When Christians like me, from a modernist generational background, read the Bible we are often influenced by rationalist methods and approaches. Like Merritt, I too grew up on this method, indeed I taught it for decades. If you wanted to know what God says you simply study the Bible and find the answer and there it is, the case is closed. This offered so much certitude and closed all new inquiry, to a greater or lesser extent.

Jonathan Merritt concludes:

But rising generations–perhaps as a result of the influence of postmodernism–are falling in love with the Bible’s overarching narrative. That’s why so many people today talk about ‘the story of God’ or the Bible’s ‘grand narrative.’ Not that they are rejecting the idea that the Bible holds propositional truths or are fleeing biblical literalism–they aren’t–rather, they want to enter the Bible, wrestle with its full message, and try to embody it daily (129-30).
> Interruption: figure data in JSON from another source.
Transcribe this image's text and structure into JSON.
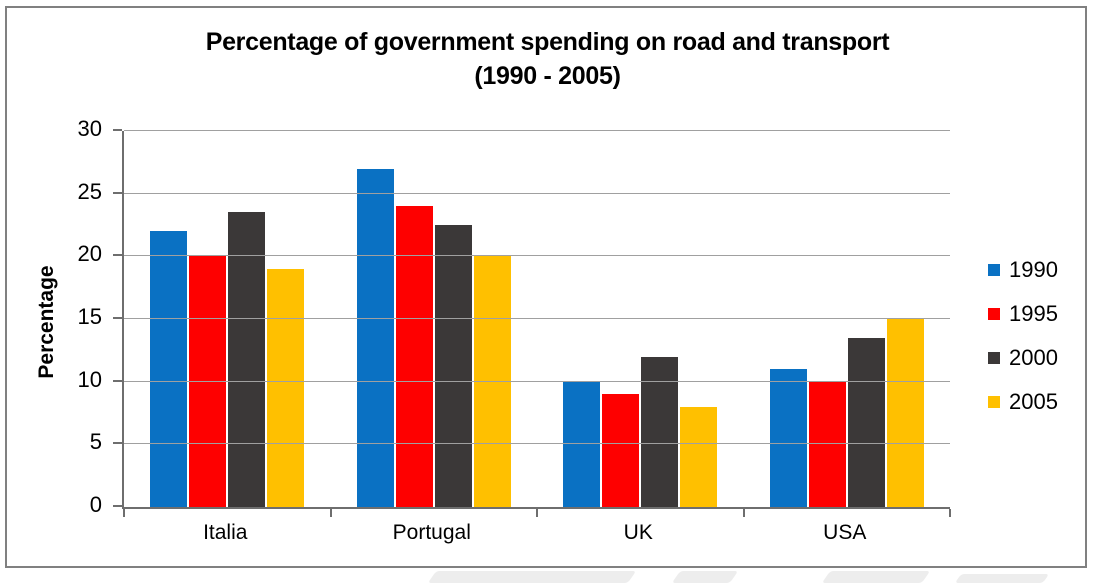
{
  "chart_data": {
    "type": "bar",
    "title_line1": "Percentage of government spending on road and transport",
    "title_line2": "(1990 - 2005)",
    "ylabel": "Percentage",
    "xlabel": "",
    "categories": [
      "Italia",
      "Portugal",
      "UK",
      "USA"
    ],
    "series": [
      {
        "name": "1990",
        "color": "#0a71c3",
        "values": [
          22,
          27,
          10,
          11
        ]
      },
      {
        "name": "1995",
        "color": "#fe0000",
        "values": [
          20,
          24,
          9,
          10
        ]
      },
      {
        "name": "2000",
        "color": "#3b3838",
        "values": [
          23.5,
          22.5,
          12,
          13.5
        ]
      },
      {
        "name": "2005",
        "color": "#ffc000",
        "values": [
          19,
          20,
          8,
          15
        ]
      }
    ],
    "ylim": [
      0,
      30
    ],
    "yticks": [
      0,
      5,
      10,
      15,
      20,
      25,
      30
    ],
    "grid": true,
    "legend_position": "right"
  },
  "colors": {
    "gridline": "#a0a0a0",
    "axis": "#6e6e6e",
    "frame_border": "#808080",
    "watermark": "#ededed",
    "background": "#ffffff",
    "text": "#000000"
  }
}
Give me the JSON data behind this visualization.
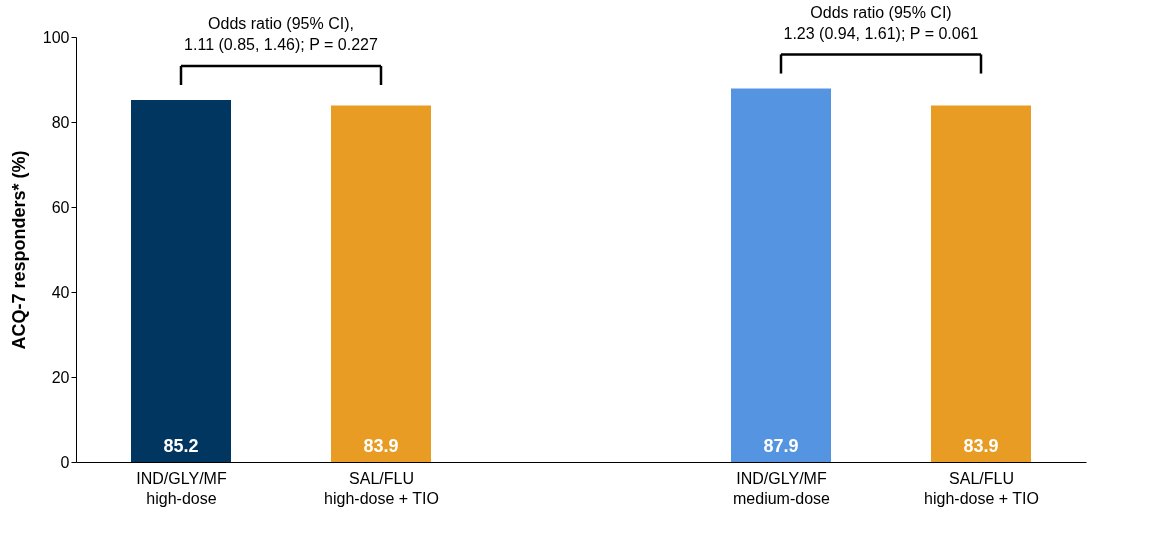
{
  "chart_data": {
    "type": "bar",
    "ylabel": "ACQ-7 responders* (%)",
    "categories": [
      "IND/GLY/MF\nhigh-dose",
      "SAL/FLU\nhigh-dose + TIO",
      null,
      "IND/GLY/MF\nmedium-dose",
      "SAL/FLU\nhigh-dose + TIO"
    ],
    "values": [
      85.2,
      83.9,
      null,
      87.9,
      83.9
    ],
    "colors": [
      "#003660",
      "#e89c23",
      "#ffffff",
      "#5594e0",
      "#e89c23"
    ],
    "ylim": [
      0,
      100
    ],
    "yticks": [
      0,
      20,
      40,
      60,
      80,
      100
    ],
    "grid": false,
    "data_labels": true,
    "annotations": [
      "Odds ratio (95% CI),\n1.11 (0.85, 1.46); P = 0.227",
      "Odds ratio (95% CI)\n1.23 (0.94, 1.61); P = 0.061"
    ]
  }
}
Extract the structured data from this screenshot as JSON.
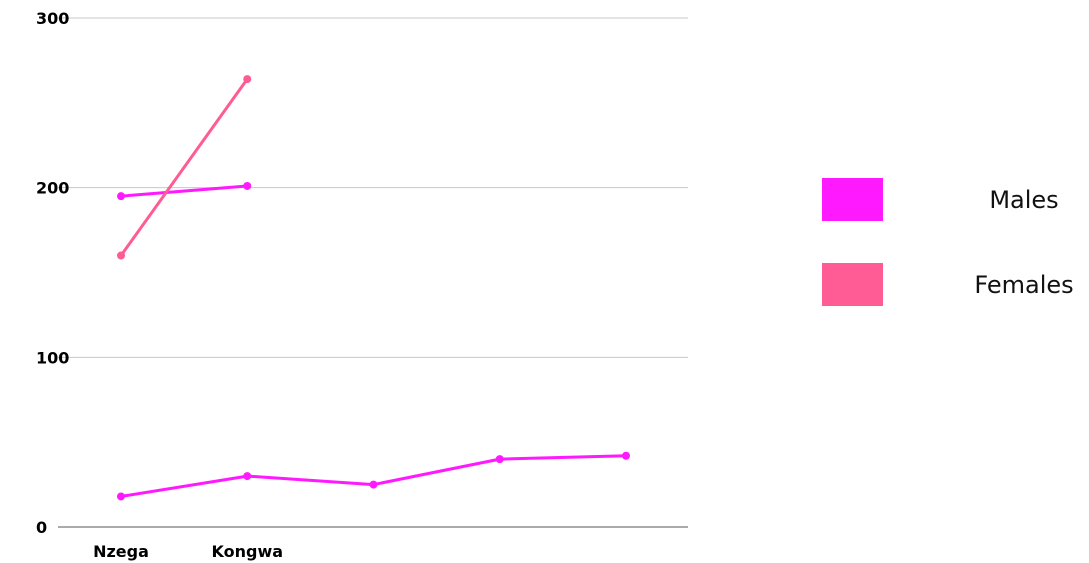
{
  "chart_data": {
    "type": "line",
    "categories": [
      "Nzega",
      "Kongwa",
      "",
      "",
      ""
    ],
    "ylim": [
      0,
      300
    ],
    "yticks": [
      0,
      100,
      200,
      300
    ],
    "grid": true,
    "legend_placement": "right",
    "series": [
      {
        "name": "Males",
        "color": "#FF19FF",
        "values": [
          195,
          201,
          null,
          null,
          null
        ]
      },
      {
        "name": "Females",
        "color": "#FF5B95",
        "values": [
          160,
          264,
          null,
          null,
          null
        ]
      },
      {
        "name": "",
        "color": "#FF19FF",
        "values": [
          18,
          30,
          25,
          40,
          42
        ]
      }
    ],
    "legend": [
      {
        "label": "Males",
        "color": "#FF19FF"
      },
      {
        "label": "Females",
        "color": "#FF5B95"
      }
    ]
  }
}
What is the point to all this? Merritt’s answer is nothing more or less than classical Christianity if the reader follows what he is actually saying. He believes that such a reading sees that the Bible clearly has a climax and that this climax is in the person of Jesus! “Everything in the Scripture points to Christ and everything speaks of Christ” (130). I have been saying this for at least three decades now. My generation, on the whole, will not listen. They cling to moralism as if this was the biblical message. But the paradigm is very clear–Jesus is the Christ, the Son of the living God. He is the beginning, the middle and the end of all knowledge and life. Put another way, this taking very seriously the “follow me” Jesus issued to his first followers. Jesus changes how we live, “even down to our advocacy in the public square” (130). Quoting Gabe Lyons in The Next Christians, the future of American Christianity is that the gospel “is the foundational assertion of the Bible–the driving motivation for everything we do.” (132). And this gospel must be integrated into our entire life; i.e. how we consume goods and services, spend our leisure time and pursue our vocation. When we apply the gospel to every aspect of life, “their perspectives and priorities change” (133).

In one of most succinct statements about the impact of this way of thinking I have encountered Jonathan Merritt concludes:

When Christians realize that the gospel is central to the Christian mission and begin applying it to every aspect of life, perspectives and priorities radically change. The culture-warring Christian, for example, rushes off to fight the “war on Christmas” and force employees at Target to quit saying, “Happy Holidays.” A gospel-centered Christian says, “Christmas in American has little to do with the incarnation of Christ anyway. Let’s focus our energies on what’s really important.” The former believes we must forcibly change society to give us hope for a better future; the latter realizes that the only path to a better future runs through the good news of Jesus Christ (133).

The central difference is that today’s Christians have decided to stop separating from culture, to stop condemning it and to begin to engage with it. To my generation this looks like compromise. To the millennials this looks like mission.